We need partnerships, be they P3 (Public/Private Partnerships) or other collaborative endeavors. By having a variety of stakeholders invested in partnership and gaining the returns in partnership, we can bust the silos. These partnerships must address innovation and implementation of projects, and be formalized in clear, encompassing contract language. We need to take time to define the right collaborative parties and to understand the co-benefits and co-burdens thoroughly enough to craft solid, equitable agreements. And it is currently odd to consider pairing a community hospital with a RE developer (e.g.) but if the hospital can bank on reduced emergency care for asthma visits and then monetize that reduction related to the investment in funding for the turbine field, everyone wins on paper as well as in fact.
These two significant changes to our systems are not easy. They are not even simple. The goal is certainly simple: to clearly illustrate and achieve sensible ROI paths in order to quickly reach 100% RE. But there are many, many players in this work, and many existing obstacles we must address. Some can be systemically dealt with, such as NY state working to create power purchase agreement language for PV installations that can be readily used by any government entity, language that addresses the public realm issues with “contracting” for energy use and pricing over a time frame longer that the state budget parameter of one year. Others will have changes on a per project basis, like when an innovative health insurance company pays their staff for personal choices that keep them healthy, knowing their own business insurance costs will decrease.
We must also recognize this is not a switch on a wall. We are not fossil fuel users today and renewable energy users in our entirety tomorrow. The investments will come in various sizes, time-frames, and approaches. There will be scattered benefits that will certainly echo over years. An ROI of six years means that’s how long it takes to recoup the investment, and the benefits continue year after year after that. Many people don’t grok that facet: continuing savings.

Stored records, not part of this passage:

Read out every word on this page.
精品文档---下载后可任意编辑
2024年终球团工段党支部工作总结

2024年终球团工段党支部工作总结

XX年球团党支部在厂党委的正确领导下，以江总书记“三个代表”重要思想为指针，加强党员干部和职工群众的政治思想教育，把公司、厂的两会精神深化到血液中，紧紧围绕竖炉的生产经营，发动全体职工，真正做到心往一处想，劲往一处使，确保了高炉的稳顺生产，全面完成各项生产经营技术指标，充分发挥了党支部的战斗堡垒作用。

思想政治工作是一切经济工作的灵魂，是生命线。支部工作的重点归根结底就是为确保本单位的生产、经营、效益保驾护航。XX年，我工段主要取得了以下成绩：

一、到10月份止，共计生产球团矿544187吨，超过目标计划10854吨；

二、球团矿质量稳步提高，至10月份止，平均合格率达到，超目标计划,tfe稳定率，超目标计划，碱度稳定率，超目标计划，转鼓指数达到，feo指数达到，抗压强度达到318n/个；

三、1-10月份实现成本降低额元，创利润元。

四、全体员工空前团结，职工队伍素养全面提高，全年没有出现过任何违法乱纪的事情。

Further, we can appreciate and build upon the fact that the transition time-frame provides us an element of safety. Our highway infrastructure will be viable for ICE (internal combustion engines) while it is viable for hybrid, CNG (compressed natural gas), electric, self driving, public bus transit, carpooling, etc. Our electric grid will not only support RE installations, but the RE investments reduce the strain of production on older fossil fuel using plants and help the system remain dependable for longer. Over time, so long as we know the end goal, we can adjust our system planning to achieve greater grid diversity and to support distributed generation. And benefit from the inherent safety in a transition period that will likely encompass a decade or two.
However, we do need to make the concentrated effort to connect investment dollars to savings across our siloed financial/business/development systems. This will require asking questions about what can be achieved. It will require collaboration and interdependence. It will require learning not just how to do things effectively in the short-term for greater gain, but how to blend the possibilities over time, working always toward the outcomes we seek.